Questo approccio contestuale e integrato permette “una nuova ricognizione della psicoterapia, psicoanalisi, della medicina olistica e della medicina tout court, nonché della psicosomatica” e obbliga a un’integrazione dei saperi. “La sola psicoanalisi, o la psicoterapia individuale che non si colleghi al passato simbolico dell’individuo e ai suoi traumi, non è sufficiente”. Anne collega la disciplina anche alla teoria del caos e dei frattali e alla ricerca di un senso in ciò che sembrerebbe non averne, perché potrebbero “aiutarci a comprendere come un piccolo avvenimento sia in grado di far cambiare tutto”. In ‘Psicogenealogia’ si dice che è troppo presto per tirare le somme ma che i paradigmi scientifici stanno cambiando rapidamente: molte certezze dei secoli passati sono superate; viceversa, idee ritenute infondate trovano nuovi riscontri. Il futuro della ricerca non può che essere transdisciplinare, per riuscire a spiegare le modalità di trasmissione di questa eredità e allargare la comprensione di come funzionino la memoria e l’inconscio.

Solo accettando consapevolmente il proprio guazzabuglio familiare, si può trovare un ramo confortevole per sé dove cinguettare. Come diceva il filosofo Paul Ricoeur, bisogna acconsentire a ‘l’involontario della vita’. “Non ci si sceglie la propria famiglia ma si può acconsentire a esservi nati e riappropriarsene”, conclude Anne. Forse tutto sta a rinsaldare i legami scissi tra vita conscia e inconscia da questa civiltà, a dare ascolto agli avi quando hanno qualcosa da dirci, a coltivare la memoria e raccontare ai figli il proprio romanzo familiare invece di occultarlo.

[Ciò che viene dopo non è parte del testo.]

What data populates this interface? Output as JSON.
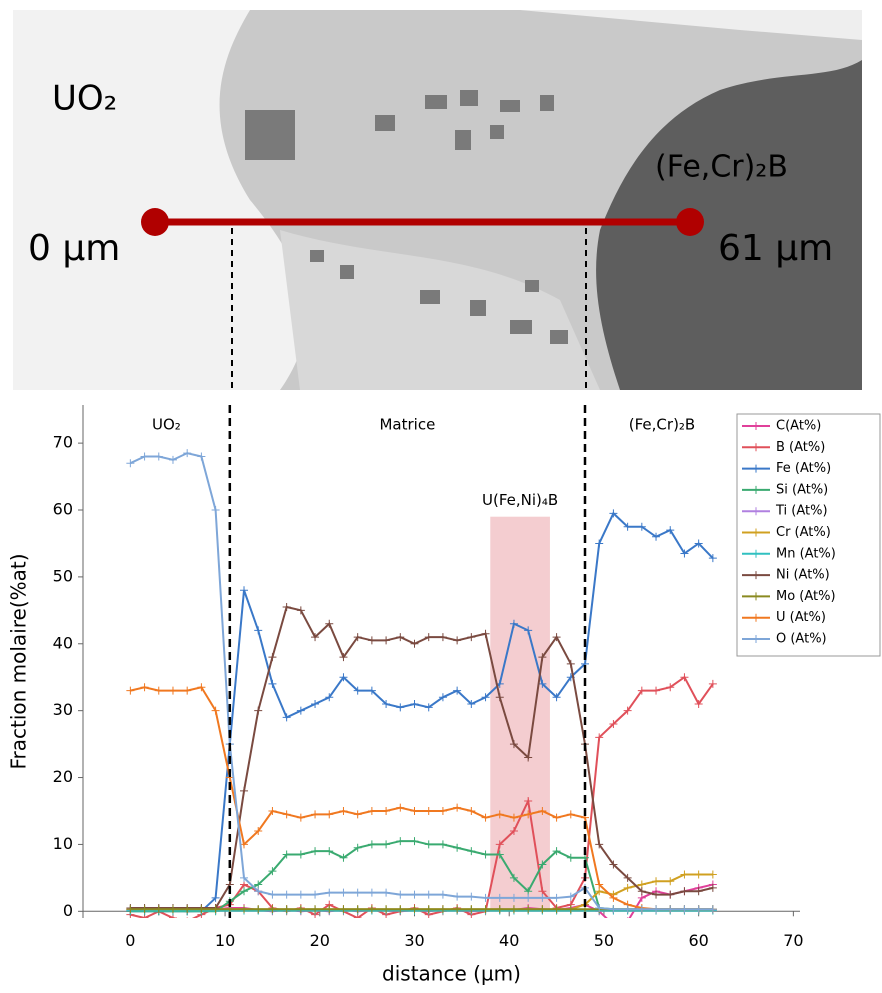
{
  "micrograph": {
    "left_phase": "UO₂",
    "right_phase": "(Fe,Cr)₂B",
    "start": "0 µm",
    "end": "61 µm"
  },
  "chart_data": {
    "type": "line",
    "xlabel": "distance (µm)",
    "ylabel": "Fraction molaire(%at)",
    "region_labels": [
      "UO₂",
      "Matrice",
      "(Fe,Cr)₂B"
    ],
    "boundaries": [
      10.5,
      48
    ],
    "highlight": {
      "label": "U(Fe,Ni)₄B",
      "xrange": [
        38,
        44.3
      ],
      "top": 59
    },
    "xlim": [
      -5,
      70.7
    ],
    "ylim": [
      -1,
      75.7
    ],
    "xticks": [
      0,
      10,
      20,
      30,
      40,
      50,
      60,
      70
    ],
    "yticks": [
      0,
      10,
      20,
      30,
      40,
      50,
      60,
      70
    ],
    "x": [
      0,
      1.5,
      3,
      4.5,
      6,
      7.5,
      9,
      10.5,
      12,
      13.5,
      15,
      16.5,
      18,
      19.5,
      21,
      22.5,
      24,
      25.5,
      27,
      28.5,
      30,
      31.5,
      33,
      34.5,
      36,
      37.5,
      39,
      40.5,
      42,
      43.5,
      45,
      46.5,
      48,
      49.5,
      51,
      52.5,
      54,
      55.5,
      57,
      58.5,
      60,
      61.5
    ],
    "series": [
      {
        "name": "C(At%)",
        "color": "#e0409a",
        "values": [
          0,
          0.3,
          0,
          0.2,
          0,
          0.1,
          0.3,
          0.5,
          0.5,
          0.2,
          0,
          0.3,
          0,
          0.2,
          0,
          0.3,
          0,
          0.2,
          0.1,
          0,
          0.2,
          0,
          0.3,
          0.1,
          0,
          0.2,
          0.3,
          0.2,
          0.5,
          0.3,
          0.2,
          0.5,
          1,
          0,
          -2,
          -1.5,
          2,
          3,
          2.5,
          3,
          3.5,
          4
        ]
      },
      {
        "name": "B (At%)",
        "color": "#e0505a",
        "values": [
          -0.5,
          -1,
          0,
          -1,
          -1.5,
          -0.5,
          0.5,
          1,
          4,
          3,
          0.5,
          0,
          0.5,
          -0.5,
          1,
          0,
          -1,
          0.5,
          -0.5,
          0,
          0.5,
          -0.5,
          0,
          0.5,
          -0.5,
          0,
          10,
          12,
          16.5,
          3,
          0.5,
          1,
          5,
          26,
          28,
          30,
          33,
          33,
          33.5,
          35,
          31,
          34
        ]
      },
      {
        "name": "Fe  (At%)",
        "color": "#3a78c8",
        "values": [
          0,
          0,
          0,
          0,
          0,
          0,
          2,
          25,
          48,
          42,
          34,
          29,
          30,
          31,
          32,
          35,
          33,
          33,
          31,
          30.5,
          31,
          30.5,
          32,
          33,
          31,
          32,
          34,
          43,
          42,
          34,
          32,
          35,
          37,
          55,
          59.5,
          57.5,
          57.5,
          56,
          57,
          53.5,
          55,
          52.8
        ]
      },
      {
        "name": "Si (At%)",
        "color": "#3aaa70",
        "values": [
          0,
          0,
          0,
          0,
          0,
          0,
          0,
          1.5,
          3,
          4,
          6,
          8.5,
          8.5,
          9,
          9,
          8,
          9.5,
          10,
          10,
          10.5,
          10.5,
          10,
          10,
          9.5,
          9,
          8.5,
          8.5,
          5,
          3,
          7,
          9,
          8,
          8,
          0.5,
          0.3,
          0.3,
          0.3,
          0.3,
          0.3,
          0.3,
          0.3,
          0.3
        ]
      },
      {
        "name": "Ti (At%)",
        "color": "#b080e0",
        "values": [
          0.2,
          0.2,
          0.2,
          0.2,
          0.2,
          0.2,
          0.2,
          0.2,
          0.2,
          0.2,
          0.2,
          0.2,
          0.2,
          0.2,
          0.2,
          0.2,
          0.2,
          0.2,
          0.2,
          0.2,
          0.2,
          0.2,
          0.2,
          0.2,
          0.2,
          0.2,
          0.2,
          0.2,
          0.2,
          0.2,
          0.2,
          0.2,
          0.2,
          0.2,
          0.2,
          0.2,
          0.2,
          0.2,
          0.2,
          0.2,
          0.2,
          0.2
        ]
      },
      {
        "name": "Cr (At%)",
        "color": "#d0a020",
        "values": [
          0.3,
          0.3,
          0.3,
          0.3,
          0.3,
          0.3,
          0.3,
          0.3,
          0.3,
          0.3,
          0.3,
          0.3,
          0.3,
          0.3,
          0.3,
          0.3,
          0.3,
          0.3,
          0.3,
          0.3,
          0.3,
          0.3,
          0.3,
          0.3,
          0.3,
          0.3,
          0.3,
          0.3,
          0.3,
          0.3,
          0.3,
          0.3,
          1,
          3,
          2.5,
          3.5,
          4,
          4.5,
          4.5,
          5.5,
          5.5,
          5.5
        ]
      },
      {
        "name": "Mn (At%)",
        "color": "#30c0c0",
        "values": [
          0.1,
          0.1,
          0.1,
          0.1,
          0.1,
          0.1,
          0.1,
          0.1,
          0.1,
          0.1,
          0.1,
          0.1,
          0.1,
          0.1,
          0.1,
          0.1,
          0.1,
          0.1,
          0.1,
          0.1,
          0.1,
          0.1,
          0.1,
          0.1,
          0.1,
          0.1,
          0.1,
          0.1,
          0.1,
          0.1,
          0.1,
          0.1,
          0.1,
          0.1,
          0.1,
          0.1,
          0.1,
          0.1,
          0.1,
          0.1,
          0.1,
          0.1
        ]
      },
      {
        "name": "Ni (At%)",
        "color": "#7a4a40",
        "values": [
          0.5,
          0.5,
          0.5,
          0.5,
          0.5,
          0.5,
          0.5,
          4,
          18,
          30,
          38,
          45.5,
          45,
          41,
          43,
          38,
          41,
          40.5,
          40.5,
          41,
          40,
          41,
          41,
          40.5,
          41,
          41.5,
          32,
          25,
          23,
          38,
          41,
          37,
          25,
          10,
          7,
          5,
          3,
          2.5,
          2.5,
          3,
          3,
          3.5
        ]
      },
      {
        "name": "Mo (At%)",
        "color": "#8a8a20",
        "values": [
          0.3,
          0.3,
          0.3,
          0.3,
          0.3,
          0.3,
          0.3,
          0.3,
          0.3,
          0.3,
          0.3,
          0.3,
          0.3,
          0.3,
          0.3,
          0.3,
          0.3,
          0.3,
          0.3,
          0.3,
          0.3,
          0.3,
          0.3,
          0.3,
          0.3,
          0.3,
          0.3,
          0.3,
          0.3,
          0.3,
          0.3,
          0.3,
          0.3,
          0.3,
          0.3,
          0.3,
          0.3,
          0.3,
          0.3,
          0.3,
          0.3,
          0.3
        ]
      },
      {
        "name": "U (At%)",
        "color": "#f07820",
        "values": [
          33,
          33.5,
          33,
          33,
          33,
          33.5,
          30,
          20,
          10,
          12,
          15,
          14.5,
          14,
          14.5,
          14.5,
          15,
          14.5,
          15,
          15,
          15.5,
          15,
          15,
          15,
          15.5,
          15,
          14,
          14.5,
          14,
          14.5,
          15,
          14,
          14.5,
          14,
          4,
          2,
          1,
          0.5,
          0.3,
          0.3,
          0.3,
          0.3,
          0.3
        ]
      },
      {
        "name": "O (At%)",
        "color": "#7ea6d8",
        "values": [
          67,
          68,
          68,
          67.5,
          68.5,
          68,
          60,
          25,
          5,
          3,
          2.5,
          2.5,
          2.5,
          2.5,
          2.8,
          2.8,
          2.8,
          2.8,
          2.8,
          2.5,
          2.5,
          2.5,
          2.5,
          2.2,
          2.2,
          2,
          2,
          2,
          2,
          2,
          2,
          2.2,
          3.5,
          0.5,
          0.3,
          0.3,
          0.3,
          0.3,
          0.3,
          0.3,
          0.3,
          0.3
        ]
      }
    ]
  }
}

A riconoscere le eredità per poi fare storia a sé. Recita un famoso sonetto del poeta francese del XVI secolo, Joachim du Bellay: “Felice chi, come Ulisse, ha fatto un lungo viaggio nello spazio e nel tempo, finisce per ritrovare il suo cuore e la sua ragione, e realizza finalmente la sua vera vita per sé stesso”.